Home at last

The next time you light a match to the votive candle in the nicho, dust off the saint in the garden, or stare up at the cobwebs on your high small windows, say a little prayer for the founding fathers—the padres of New Mexico. You may or may not be a practicing Roman Catholic, but if you live in New Mexico, you are probably far more touched by the lives of the early padres than you would ever suspect.

When the first explorers ventured to New Mexico, they were accompanied by a Catholic priest. By the time the moving carts arrived with soldiers and settlers bringing their possessions up from Mexico proper, the priests had already begun laying out their new houses—houses of worship. Simple huts quickly gave way to large ambitious structures made of stone or adobe with huge ceiling beams and glorious corbels and moldings. Massive structures found on the furthest frontier of northern New Spain, these impressive churches, some still standing after almost four centuries, not only served as important community centers of learning, training, and proselytizing but also as the primary locale for the dissemination of European architecture, art, and design on the frontier. The buildings they designed would have done Saint Peter proud, so similar were they to the plain, dignified basilica-style structures of the earliest Christian churches.
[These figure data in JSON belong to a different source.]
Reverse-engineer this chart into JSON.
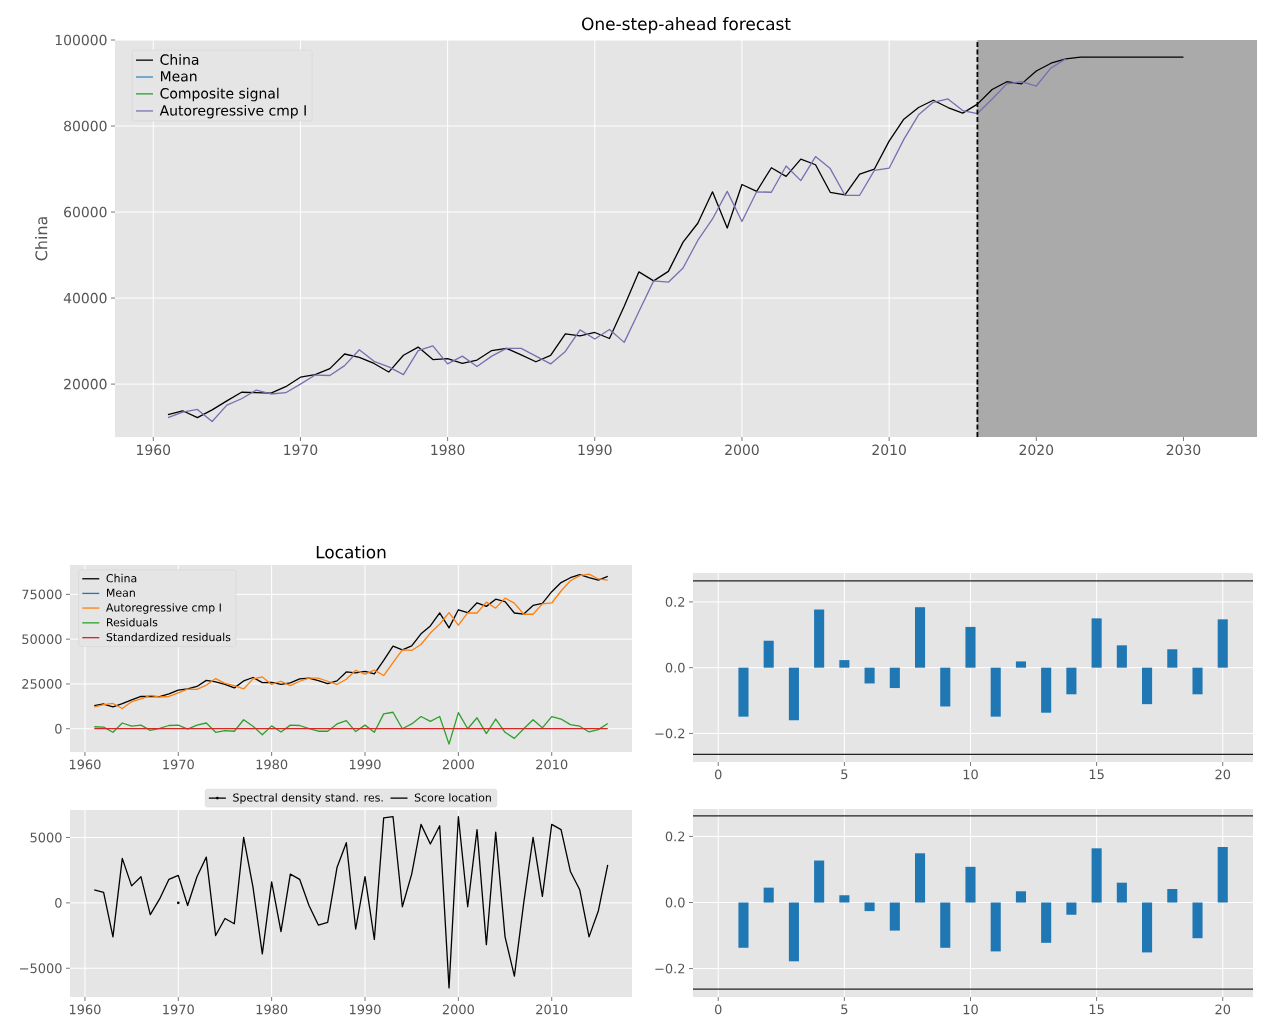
{
  "chart_data": [
    {
      "type": "line",
      "title": "One-step-ahead forecast",
      "ylabel": "China",
      "series": [
        {
          "name": "China",
          "color": "#000000",
          "x": [
            1961,
            1962,
            1963,
            1964,
            1965,
            1966,
            1967,
            1968,
            1969,
            1970,
            1971,
            1972,
            1973,
            1974,
            1975,
            1976,
            1977,
            1978,
            1979,
            1980,
            1981,
            1982,
            1983,
            1984,
            1985,
            1986,
            1987,
            1988,
            1989,
            1990,
            1991,
            1992,
            1993,
            1994,
            1995,
            1996,
            1997,
            1998,
            1999,
            2000,
            2001,
            2002,
            2003,
            2004,
            2005,
            2006,
            2007,
            2008,
            2009,
            2010,
            2011,
            2012,
            2013,
            2014,
            2015,
            2016,
            2017,
            2018,
            2019,
            2020,
            2021,
            2022,
            2023,
            2024,
            2025,
            2026,
            2027,
            2028,
            2029,
            2030
          ],
          "values": [
            12900,
            13800,
            12200,
            14000,
            16100,
            18100,
            18000,
            17900,
            19400,
            21600,
            22200,
            23600,
            27000,
            26200,
            24800,
            22800,
            26700,
            28600,
            25700,
            25900,
            24800,
            25600,
            27800,
            28300,
            26800,
            25200,
            26700,
            31700,
            31200,
            32000,
            30600,
            38100,
            46100,
            44000,
            46200,
            53000,
            57400,
            64700,
            56300,
            66400,
            64800,
            70300,
            68300,
            72300,
            71000,
            64600,
            64000,
            68800,
            70000,
            76500,
            81600,
            84300,
            86000,
            84300,
            83000,
            85100,
            88500,
            90300,
            89800,
            92800,
            94600,
            95600,
            96000,
            96000,
            96000,
            96000,
            96000,
            96000,
            96000,
            96000
          ]
        },
        {
          "name": "Mean",
          "color": "#348abd"
        },
        {
          "name": "Composite signal",
          "color": "#2ca02c"
        },
        {
          "name": "Autoregressive cmp I",
          "color": "#7a6eb0",
          "x": [
            1961,
            1962,
            1963,
            1964,
            1965,
            1966,
            1967,
            1968,
            1969,
            1970,
            1971,
            1972,
            1973,
            1974,
            1975,
            1976,
            1977,
            1978,
            1979,
            1980,
            1981,
            1982,
            1983,
            1984,
            1985,
            1986,
            1987,
            1988,
            1989,
            1990,
            1991,
            1992,
            1993,
            1994,
            1995,
            1996,
            1997,
            1998,
            1999,
            2000,
            2001,
            2002,
            2003,
            2004,
            2005,
            2006,
            2007,
            2008,
            2009,
            2010,
            2011,
            2012,
            2013,
            2014,
            2015,
            2016,
            2017,
            2018,
            2019,
            2020,
            2021,
            2022
          ],
          "values": [
            12200,
            13500,
            14100,
            11300,
            15100,
            16600,
            18600,
            17700,
            18000,
            20000,
            22100,
            22000,
            24300,
            28000,
            25300,
            24000,
            22200,
            27800,
            28900,
            24700,
            26500,
            24100,
            26500,
            28300,
            28300,
            26500,
            24700,
            27600,
            32600,
            30500,
            32700,
            29700,
            36900,
            44000,
            43700,
            47000,
            53400,
            58400,
            64800,
            57800,
            64700,
            64600,
            70700,
            67300,
            72900,
            70100,
            63900,
            63900,
            69700,
            70200,
            76900,
            82600,
            85500,
            86300,
            83600,
            82900,
            86300,
            89800,
            90300,
            89300,
            93500,
            95600
          ]
        }
      ],
      "xlim": [
        1957.4,
        2035
      ],
      "ylim": [
        7700,
        100000
      ],
      "xticks": [
        1960,
        1970,
        1980,
        1990,
        2000,
        2010,
        2020,
        2030
      ],
      "yticks": [
        20000,
        40000,
        60000,
        80000,
        100000
      ],
      "ref_lines": [
        {
          "axis": "x",
          "value": 2016,
          "color": "#000000",
          "line_style": "dashed"
        }
      ],
      "bands": [
        {
          "axis": "x",
          "from": 2016,
          "to": 2035,
          "color": "#aaaaaa"
        }
      ],
      "grid": true,
      "legend": "top left"
    },
    {
      "type": "line",
      "title": "Location",
      "x": [
        1961,
        1962,
        1963,
        1964,
        1965,
        1966,
        1967,
        1968,
        1969,
        1970,
        1971,
        1972,
        1973,
        1974,
        1975,
        1976,
        1977,
        1978,
        1979,
        1980,
        1981,
        1982,
        1983,
        1984,
        1985,
        1986,
        1987,
        1988,
        1989,
        1990,
        1991,
        1992,
        1993,
        1994,
        1995,
        1996,
        1997,
        1998,
        1999,
        2000,
        2001,
        2002,
        2003,
        2004,
        2005,
        2006,
        2007,
        2008,
        2009,
        2010,
        2011,
        2012,
        2013,
        2014,
        2015,
        2016
      ],
      "series": [
        {
          "name": "China",
          "color": "#000000",
          "values": [
            12900,
            13800,
            12200,
            14000,
            16100,
            18100,
            18000,
            17900,
            19400,
            21600,
            22200,
            23600,
            27000,
            26200,
            24800,
            22800,
            26700,
            28600,
            25700,
            25900,
            24800,
            25600,
            27800,
            28300,
            26800,
            25200,
            26700,
            31700,
            31200,
            32000,
            30600,
            38100,
            46100,
            44000,
            46200,
            53000,
            57400,
            64700,
            56300,
            66400,
            64800,
            70300,
            68300,
            72300,
            71000,
            64600,
            64000,
            68800,
            70000,
            76500,
            81600,
            84300,
            86000,
            84300,
            83000,
            85100
          ]
        },
        {
          "name": "Mean",
          "color": "#1f77b4",
          "values": [
            null,
            null,
            null,
            null,
            null,
            null,
            null,
            null,
            null,
            null,
            null,
            null,
            null,
            null,
            null,
            null,
            null,
            null,
            null,
            null,
            null,
            null,
            null,
            null,
            null,
            null,
            null,
            null,
            null,
            null,
            null,
            null,
            null,
            null,
            null,
            null,
            null,
            null,
            null,
            null,
            null,
            null,
            null,
            null,
            null,
            null,
            null,
            null,
            null,
            null,
            null,
            null,
            null,
            null,
            null,
            null
          ]
        },
        {
          "name": "Autoregressive cmp I",
          "color": "#ff7f0e",
          "values": [
            12200,
            13500,
            14100,
            11300,
            15100,
            16600,
            18600,
            17700,
            18000,
            20000,
            22100,
            22000,
            24300,
            28000,
            25300,
            24000,
            22200,
            27800,
            28900,
            24700,
            26500,
            24100,
            26500,
            28300,
            28300,
            26500,
            24700,
            27600,
            32600,
            30500,
            32700,
            29700,
            36900,
            44000,
            43700,
            47000,
            53400,
            58400,
            64800,
            57800,
            64700,
            64600,
            70700,
            67300,
            72900,
            70100,
            63900,
            63900,
            69700,
            70200,
            76900,
            82600,
            85500,
            86300,
            83600,
            82900
          ]
        },
        {
          "name": "Residuals",
          "color": "#2ca02c",
          "values": [
            1100,
            900,
            -2000,
            3200,
            1400,
            2000,
            -900,
            200,
            1800,
            2000,
            -200,
            2000,
            3200,
            -2000,
            -1100,
            -1400,
            5000,
            1400,
            -3400,
            1600,
            -1800,
            2000,
            1800,
            0,
            -1400,
            -1400,
            2700,
            4500,
            -1600,
            2000,
            -2000,
            8300,
            9200,
            0,
            2700,
            6800,
            4100,
            6800,
            -8600,
            9000,
            0,
            6100,
            -2700,
            5400,
            -2000,
            -5400,
            0,
            5000,
            500,
            6800,
            5400,
            2300,
            1400,
            -1800,
            -500,
            2900
          ]
        },
        {
          "name": "Standardized residuals",
          "color": "#d62728",
          "values": [
            0,
            0,
            0,
            0,
            0,
            0,
            0,
            0,
            0,
            0,
            0,
            0,
            0,
            0,
            0,
            0,
            0,
            0,
            0,
            0,
            0,
            0,
            0,
            0,
            0,
            0,
            0,
            0,
            0,
            0,
            0,
            0,
            0,
            0,
            0,
            0,
            0,
            0,
            0,
            0,
            0,
            0,
            0,
            0,
            0,
            0,
            0,
            0,
            0,
            0,
            0,
            0,
            0,
            0,
            0,
            0
          ]
        }
      ],
      "xlim": [
        1958.4,
        2018.6
      ],
      "ylim": [
        -13000,
        91400
      ],
      "xticks": [
        1960,
        1970,
        1980,
        1990,
        2000,
        2010
      ],
      "yticks": [
        0,
        25000,
        50000,
        75000
      ],
      "grid": true,
      "legend": "top left"
    },
    {
      "type": "line",
      "x": [
        1961,
        1962,
        1963,
        1964,
        1965,
        1966,
        1967,
        1968,
        1969,
        1970,
        1971,
        1972,
        1973,
        1974,
        1975,
        1976,
        1977,
        1978,
        1979,
        1980,
        1981,
        1982,
        1983,
        1984,
        1985,
        1986,
        1987,
        1988,
        1989,
        1990,
        1991,
        1992,
        1993,
        1994,
        1995,
        1996,
        1997,
        1998,
        1999,
        2000,
        2001,
        2002,
        2003,
        2004,
        2005,
        2006,
        2007,
        2008,
        2009,
        2010,
        2011,
        2012,
        2013,
        2014,
        2015,
        2016
      ],
      "series": [
        {
          "name": "Spectral density stand. res.",
          "color": "#000000",
          "x": [
            1970
          ],
          "values": [
            0
          ],
          "marker": "circle"
        },
        {
          "name": "Score location",
          "color": "#000000",
          "values": [
            1000,
            800,
            -2600,
            3400,
            1300,
            2000,
            -900,
            300,
            1800,
            2100,
            -200,
            2000,
            3500,
            -2500,
            -1200,
            -1600,
            5000,
            1200,
            -3900,
            1600,
            -2200,
            2200,
            1800,
            -200,
            -1700,
            -1500,
            2700,
            4600,
            -2000,
            2000,
            -2800,
            6500,
            6600,
            -300,
            2200,
            6000,
            4500,
            5900,
            -6500,
            6600,
            -300,
            5600,
            -3200,
            5400,
            -2600,
            -5600,
            0,
            5000,
            500,
            6000,
            5600,
            2400,
            1000,
            -2600,
            -600,
            2900
          ]
        }
      ],
      "xlim": [
        1958.4,
        2018.6
      ],
      "ylim": [
        -7200,
        7100
      ],
      "xticks": [
        1960,
        1970,
        1980,
        1990,
        2000,
        2010
      ],
      "yticks": [
        {
          "value": -5000,
          "label": "−5000"
        },
        0,
        5000
      ],
      "grid": true,
      "legend": "top"
    },
    {
      "type": "bar",
      "x": [
        1,
        2,
        3,
        4,
        5,
        6,
        7,
        8,
        9,
        10,
        11,
        12,
        13,
        14,
        15,
        16,
        17,
        18,
        19,
        20
      ],
      "series": [
        {
          "color": "#1f77b4",
          "values": [
            -0.149,
            0.082,
            -0.16,
            0.177,
            0.023,
            -0.048,
            -0.062,
            0.184,
            -0.118,
            0.124,
            -0.149,
            0.019,
            -0.137,
            -0.081,
            0.15,
            0.068,
            -0.111,
            0.056,
            -0.081,
            0.147
          ]
        }
      ],
      "xlim": [
        -1,
        21.2
      ],
      "ylim": [
        -0.287,
        0.288
      ],
      "xticks": [
        0,
        5,
        10,
        15,
        20
      ],
      "yticks": [
        {
          "value": -0.2,
          "label": "−0.2"
        },
        {
          "value": 0,
          "label": "0.0"
        },
        0.2
      ],
      "ref_lines": [
        {
          "axis": "y",
          "value": 0.264,
          "color": "#222222"
        },
        {
          "axis": "y",
          "value": -0.264,
          "color": "#222222"
        }
      ],
      "grid": true
    },
    {
      "type": "bar",
      "x": [
        1,
        2,
        3,
        4,
        5,
        6,
        7,
        8,
        9,
        10,
        11,
        12,
        13,
        14,
        15,
        16,
        17,
        18,
        19,
        20
      ],
      "series": [
        {
          "color": "#1f77b4",
          "values": [
            -0.137,
            0.045,
            -0.178,
            0.127,
            0.022,
            -0.026,
            -0.085,
            0.149,
            -0.137,
            0.108,
            -0.148,
            0.034,
            -0.122,
            -0.037,
            0.164,
            0.06,
            -0.151,
            0.041,
            -0.108,
            0.168
          ]
        }
      ],
      "xlim": [
        -1,
        21.2
      ],
      "ylim": [
        -0.286,
        0.283
      ],
      "xticks": [
        0,
        5,
        10,
        15,
        20
      ],
      "yticks": [
        {
          "value": -0.2,
          "label": "−0.2"
        },
        {
          "value": 0,
          "label": "0.0"
        },
        0.2
      ],
      "ref_lines": [
        {
          "axis": "y",
          "value": 0.262,
          "color": "#222222"
        },
        {
          "axis": "y",
          "value": -0.262,
          "color": "#222222"
        }
      ],
      "grid": true
    }
  ]
}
These early missionaries were sent out into the so-called wilderness loaded with something far more precious than the silver and gold monstrance they might have carried. They arrived as semitrained architects, builders, musicians, carvers, and painters. Large monasteries in Mexico were established as training centers for priests. Like the university of today, the monastery was the training ground for the young and ambitious, in this case sons of both the conquistadors and the scions of the former ruling natives, as well as Europeans seeking to make their way in the New World. With a direct mandate from the Old World, they set out to change the New World—and they did.